Highlights & Insights¶
- Replacing scalar rewards with natural language reflection represents a profound reconceptualization of the RL paradigm—language itself constitutes the most informative gradient signal.
- The low sample requirement (100–500 evaluations) enables optimization of API-only models (GPT-5, Claude) without weight access.
- The generated prompts are interpretable "pre-computed reasoning plans" that can be directly inspected and understood.

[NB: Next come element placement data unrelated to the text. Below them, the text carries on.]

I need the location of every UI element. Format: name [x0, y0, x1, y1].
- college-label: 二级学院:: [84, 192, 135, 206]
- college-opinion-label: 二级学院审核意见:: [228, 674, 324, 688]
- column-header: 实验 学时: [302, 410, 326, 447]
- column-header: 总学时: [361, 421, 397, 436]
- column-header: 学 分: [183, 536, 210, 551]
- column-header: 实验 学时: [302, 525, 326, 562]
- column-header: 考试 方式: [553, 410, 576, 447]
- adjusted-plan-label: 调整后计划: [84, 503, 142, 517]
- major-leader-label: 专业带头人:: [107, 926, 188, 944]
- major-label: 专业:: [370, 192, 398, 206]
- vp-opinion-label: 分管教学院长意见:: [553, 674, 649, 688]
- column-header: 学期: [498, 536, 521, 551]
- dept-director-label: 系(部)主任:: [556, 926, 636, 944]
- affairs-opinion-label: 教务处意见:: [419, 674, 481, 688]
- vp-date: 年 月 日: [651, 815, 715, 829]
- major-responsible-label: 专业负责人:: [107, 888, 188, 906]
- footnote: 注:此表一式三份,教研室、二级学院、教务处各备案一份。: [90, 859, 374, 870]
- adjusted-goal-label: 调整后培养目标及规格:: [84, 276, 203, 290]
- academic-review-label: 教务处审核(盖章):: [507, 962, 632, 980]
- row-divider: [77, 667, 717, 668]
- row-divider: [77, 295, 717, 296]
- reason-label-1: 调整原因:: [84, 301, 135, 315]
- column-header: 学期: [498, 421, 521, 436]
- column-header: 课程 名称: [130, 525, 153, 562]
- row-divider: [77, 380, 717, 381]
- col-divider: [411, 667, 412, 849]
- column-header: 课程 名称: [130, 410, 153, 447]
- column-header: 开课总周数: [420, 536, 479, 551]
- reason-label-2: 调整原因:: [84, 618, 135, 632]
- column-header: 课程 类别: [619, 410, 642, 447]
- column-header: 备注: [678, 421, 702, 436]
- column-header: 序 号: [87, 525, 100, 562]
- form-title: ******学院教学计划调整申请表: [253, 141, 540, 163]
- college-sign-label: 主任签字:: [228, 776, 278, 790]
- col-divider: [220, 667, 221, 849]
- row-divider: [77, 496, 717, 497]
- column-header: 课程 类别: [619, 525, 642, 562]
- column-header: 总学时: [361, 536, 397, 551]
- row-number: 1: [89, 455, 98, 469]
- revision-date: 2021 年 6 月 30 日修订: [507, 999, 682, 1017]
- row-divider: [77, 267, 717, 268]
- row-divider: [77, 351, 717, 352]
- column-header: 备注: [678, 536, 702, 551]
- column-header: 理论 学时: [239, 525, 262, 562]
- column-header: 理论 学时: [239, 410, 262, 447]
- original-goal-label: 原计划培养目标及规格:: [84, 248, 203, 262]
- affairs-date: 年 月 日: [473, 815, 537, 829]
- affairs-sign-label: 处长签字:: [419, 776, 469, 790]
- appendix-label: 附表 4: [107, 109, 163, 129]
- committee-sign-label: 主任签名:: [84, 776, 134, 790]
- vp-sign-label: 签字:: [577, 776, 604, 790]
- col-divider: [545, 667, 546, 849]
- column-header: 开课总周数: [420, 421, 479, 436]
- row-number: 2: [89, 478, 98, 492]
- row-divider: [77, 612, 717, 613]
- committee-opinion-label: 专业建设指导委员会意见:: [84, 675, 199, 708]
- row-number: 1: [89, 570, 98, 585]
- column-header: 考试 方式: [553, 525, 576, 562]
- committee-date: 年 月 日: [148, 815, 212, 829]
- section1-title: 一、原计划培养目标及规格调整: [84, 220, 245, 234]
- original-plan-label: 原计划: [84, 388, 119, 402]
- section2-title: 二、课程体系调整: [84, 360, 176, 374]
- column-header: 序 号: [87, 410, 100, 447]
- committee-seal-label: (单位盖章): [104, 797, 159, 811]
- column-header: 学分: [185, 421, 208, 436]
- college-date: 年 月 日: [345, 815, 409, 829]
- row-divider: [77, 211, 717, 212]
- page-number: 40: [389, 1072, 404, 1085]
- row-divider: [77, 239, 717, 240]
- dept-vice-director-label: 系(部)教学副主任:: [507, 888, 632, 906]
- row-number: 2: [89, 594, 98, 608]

- Pareto front maintenance is an elegant mechanism for avoiding overfitting.
Limitations & Future Work¶
- Depends on high-quality reflection models (typically GPT-5-class), which incurs non-trivial cost.
- For tasks requiring large-scale weight updates (e.g., knowledge injection), prompt optimization faces inherent performance ceilings.
- The stochastic nature of the search process can lead to substantial variance across runs.
- Fair comparison with RL remains debatable, as the two approaches optimize different objects (prompts vs. weights).
- For very long prompts (thousands of tokens), the quality of reflection and mutation may degrade.
- The design of the evaluation metric critically affects outcomes; a poorly designed metric renders GEPA ineffective.
- For tasks such as safety alignment that require precise control over internal model representations, the limitations of prompt optimization are more pronounced.
Related Work & Insights¶
- vs GRPO/PPO: GRPO optimizes model weights via policy gradients, requiring extensive rollouts; GEPA optimizes prompt text, substituting reflection for gradient computation.
- vs MIPROv2: Previously the strongest prompt optimizer; GEPA surpasses it by 10%+ on AIME and other tasks through ASI and Pareto-based search.
- vs TextGrad: TextGrad also employs textual feedback but simulates gradients; GEPA's evolutionary search combined with reflection is more efficient.
Rating¶
- Novelty: ⭐⭐⭐⭐⭐ — The paradigm of replacing RL scalar rewards with natural language reflection is highly inspiring and fully merits an ICLR Oral designation.
- Experimental Thoroughness: ⭐⭐⭐⭐ — Validated across six tasks with thorough comparisons against GRPO and MIPROv2.
- Writing Quality: ⭐⭐⭐⭐⭐ — Motivation is articulated with exceptional clarity; the method is intuitively accessible.
- Value: ⭐⭐⭐⭐⭐ — Already widely adopted in industry (Shopify, Databricks, OpenAI, etc.), with substantial real-world impact.